Paul Newman visto por José Manuel dos Santos...
Os grandes actores de cinema vivem um eterno retorno, sabendo que cada imagem sua regressará um dia: o presente é-lhes sempre futuro e o futuro, passado. Foi para tentar quebrar esse círculo fatal, esta condenação a ser o que se foi, que, uma vez, Paul Newman publicou um anúncio num jornal a pedir ao público para não ver o primeiro filme em que entrou The Silver Chalice, que passava na televisão vinte anos depois de Victor Saville o ter realizado. Ele próprio não o via: envergonhava-se de o ter feito e pedia desculpa por isso.

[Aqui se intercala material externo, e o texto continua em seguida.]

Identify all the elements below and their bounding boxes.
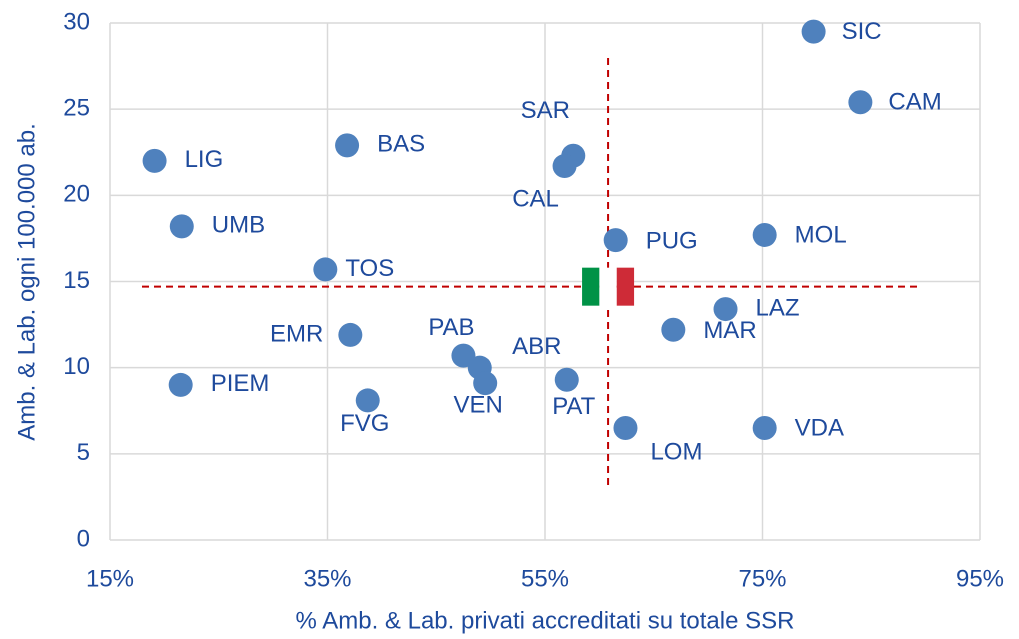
point [752, 415, 777, 440]
point-label: LIG [185, 146, 224, 173]
point-label: TOS [345, 255, 394, 282]
point-label: BAS [377, 131, 425, 158]
point [338, 322, 363, 347]
point [661, 317, 686, 342]
x-tick-label: 35% [303, 565, 351, 592]
italy-flag-stripe [616, 267, 635, 306]
point-label: VEN [454, 392, 503, 419]
point [335, 133, 360, 158]
point [713, 297, 738, 322]
italy-flag-stripe [599, 267, 617, 306]
point [169, 214, 194, 239]
y-tick-label: 20 [63, 181, 90, 208]
y-tick-label: 15 [63, 267, 90, 294]
point-label: CAL [512, 185, 559, 212]
point-label: SAR [521, 97, 570, 124]
point-label: LOM [650, 438, 702, 465]
x-tick-label: 75% [738, 565, 786, 592]
italy-flag-stripe [582, 267, 600, 306]
point-label: PAB [428, 314, 474, 341]
point-label: EMR [270, 320, 323, 347]
point-label: SIC [842, 18, 882, 45]
point-label: MOL [795, 221, 847, 248]
point [613, 415, 638, 440]
point-label: ABR [512, 333, 561, 360]
point-label: PUG [646, 227, 698, 254]
point [552, 154, 577, 179]
point-label: LAZ [756, 294, 800, 321]
x-tick-label: 95% [956, 565, 1004, 592]
y-tick-label: 0 [77, 525, 90, 552]
point [801, 19, 826, 44]
x-tick-label: 55% [521, 565, 569, 592]
point [848, 90, 873, 115]
point [168, 372, 193, 397]
point [355, 388, 380, 413]
x-axis-title: % Amb. & Lab. privati accreditati su tot… [296, 607, 795, 634]
point-label: PIEM [211, 370, 270, 397]
point-label: PAT [552, 393, 595, 420]
point-label: MAR [703, 317, 756, 344]
point [313, 257, 338, 282]
point [752, 222, 777, 247]
point-label: FVG [340, 410, 389, 437]
point [473, 371, 498, 396]
point-label: VDA [795, 414, 844, 441]
point [603, 228, 628, 253]
y-tick-label: 5 [77, 439, 90, 466]
y-tick-label: 10 [63, 353, 90, 380]
point-label: CAM [888, 89, 941, 116]
point-label: UMB [212, 212, 265, 239]
y-axis-title: Amb. & Lab. ogni 100.000 ab. [13, 123, 40, 441]
x-tick-label: 15% [86, 565, 134, 592]
y-tick-label: 25 [63, 95, 90, 122]
point [142, 148, 167, 173]
y-tick-label: 30 [63, 8, 90, 35]
point [554, 367, 579, 392]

Esse gesto mostra bem o inferno do actor que fica preso a uma imagem como a um fogo que o devora eternamente. Para o actor, cada papel transforma-se na pedra que carrega repetidamente até ao cimo da montanha.
Newman tinha uma cintilação física que cegava quem o via para o que não fosse ele. A luz azul do olhar num rosto esculpido por um Fídias genético e a perfeição do corpo poderiam tê-lo tornado prisioneiro da sua beleza: um boneco animado que passaria a vida a fazer papéis de gladiador romano. Ele pressentiu o perigo ("um corpo sem nome") e preveniu-o, exigindo de si que o trabalho do actor levasse sempre a melhor sobre o resto. Costumava dizer que não tinha uma arte intuitiva, e era verdade. Tudo nele era resultado de um esforço, de uma técnica, de uma composição, de uma construção. Mas tudo feito com uma sabedoria que escondia os andaimes e mostrava o edifício.
Além disso, para que o risco fosse mínimo e a prevenção total, escolheu personagens que lhe usassem a imagem física, mas que a pusessem em causa, a ameaçassem e, no limite, quase a destruíssem. Para atingir esse alvo com precisão, Tennessee Williams serviu-lhe bem. Aqueles homens belos e atormentados, tumultuosos e fracassados, viris e ambíguos que vivem contra eles próprios e contra o mundo foram-lhe um terreno onde ele ergueu o seu esplendor acossado. Começando por ser o que apanhava os restos de James Dean, tornou-se amigo de Marlon Brando, que lhe foi sombra e desafio.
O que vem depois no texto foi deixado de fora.